El-Sayed first tested this in mice in the US, before moving on to larger mammals in Egypt. All animal tests so far have proved successful, melting the tumours and leaving the cats, dogs and horses “running around like mad” years later with no sign of relapse. If photothermal therapy works as well in humans as it does in animals, El-Sayed says, it could eventually render current treatments obsolete. “This does it better than chemotherapy, and it does not kill the person. Chemotherapy reacts with the body chemically, and therefore the patient suffers a great deal,” he says. “We hope this can replace chemotherapy.”
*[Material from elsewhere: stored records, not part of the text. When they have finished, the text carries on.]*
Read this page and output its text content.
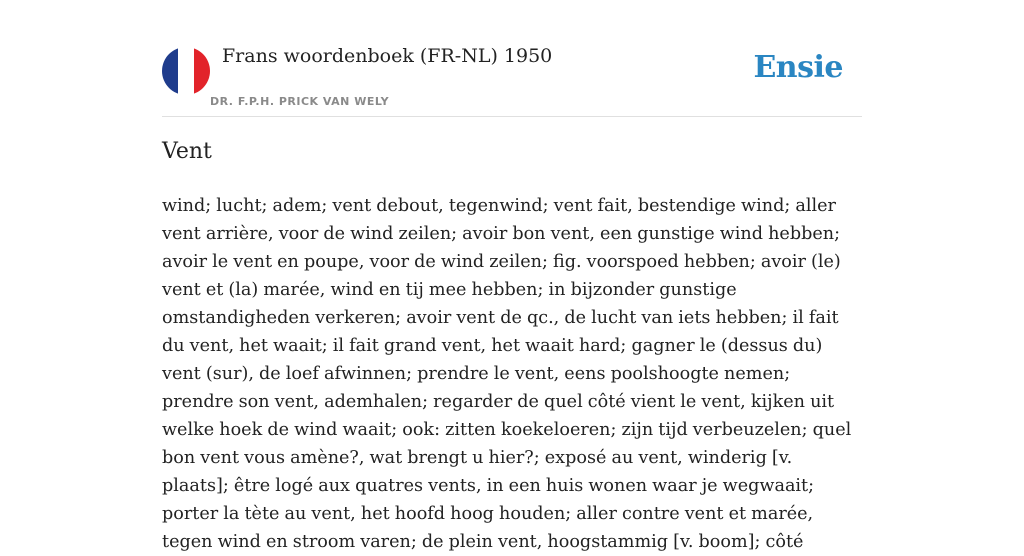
Frans woordenboek (FR-NL) 1950
DR. F.P.H. PRICK VAN WELY
Ensie
Vent

wind; lucht; adem; vent debout, tegenwind; vent fait, bestendige wind; aller vent arrière, voor de wind zeilen; avoir bon vent, een gunstige wind hebben; avoir le vent en poupe, voor de wind zeilen; fig. voorspoed hebben; avoir (le) vent et (la) marée, wind en tij mee hebben; in bijzonder gunstige omstandigheden verkeren; avoir vent de qc., de lucht van iets hebben; il fait du vent, het waait; il fait grand vent, het waait hard; gagner le (dessus du) vent (sur), de loef afwinnen; prendre le vent, eens poolshoogte nemen; prendre son vent, ademhalen; regarder de quel côté vient le vent, kijken uit welke hoek de wind waait; ook: zitten koekeloeren; zijn tijd verbeuzelen; quel bon vent vous amène?, wat brengt u hier?; exposé au vent, winderig [v. plaats]; être logé aux quatres vents, in een huis wonen waar je wegwaait; porter la tète au vent, het hoofd hoog houden; aller contre vent et marée, tegen wind en stroom varen; de plein vent, hoogstammig [v. boom]; côté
The prospect of undergoing gruelling cancer therapies can, for many patients, be as frightening as the disease itself. Harnessing the chemical and physical properties of gold at the nanoscale could not only improve current approaches to cancer therapies with more targeted and personalised treatments, but also opens up the possibility of a new type of therapy which could crush tumours for good.

Work with gold nanoparticles is just one part of the vast, growing field of nanomedicine. However, thanks to their glowing set of properties, these specks of gold have the potential to reshape how every type of cancer is treated.

Treatment for malignant tumours

Medicine

Researchers at the University of Edinburgh are exploiting otherwise unused properties of gold to chemically activate an anti-cancer drug inside the tumour itself as many times as necessary.

“Using the chemical properties of gold we can synthesise drugs in the place that is needed, inside of the tumour,” explains Dr Asier Unciti-Broceta, reader in pharmaceutical chemistry at the University of Edinburgh.

This is achieved by sealing gold nanoparticles in a matrix to prevent proteins inside the body binding to the surface of the gold. The device is implanted into the tumour through surgery or – in the future – targeting mechanisms. The patient ingests a drug precursor, which is activated when it meets the gold catalyst in the tumour.

Not only does this localise treatment and minimise the side effects of the drug; it also allows for the tumour to be treated over and over, even if it returns years later.

“Today with focal therapies you place a radioactive seed in the tumour, and once that radioactivity is gone it’s useless,” says Unciti-Broceta. “But in our strategy you place the device in the tumour then you can be treating the person as many times as you wish.”

This could increase the tragically short life expectancy of patients with stubborn cancers such as glioblastomas, he says. This brain cancer – which always returns – could be treated again and again using the same implant. Already, Unciti-Broceta and his colleagues have seen encouraging results in tests in zebrafish, and plan to move to trialling the device in large mammals; ideally dogs, which suffer brain cancers similar to our own. A little added bonus, he says, could be that dog owners may finally get a treatment for brain cancers in their furry friends.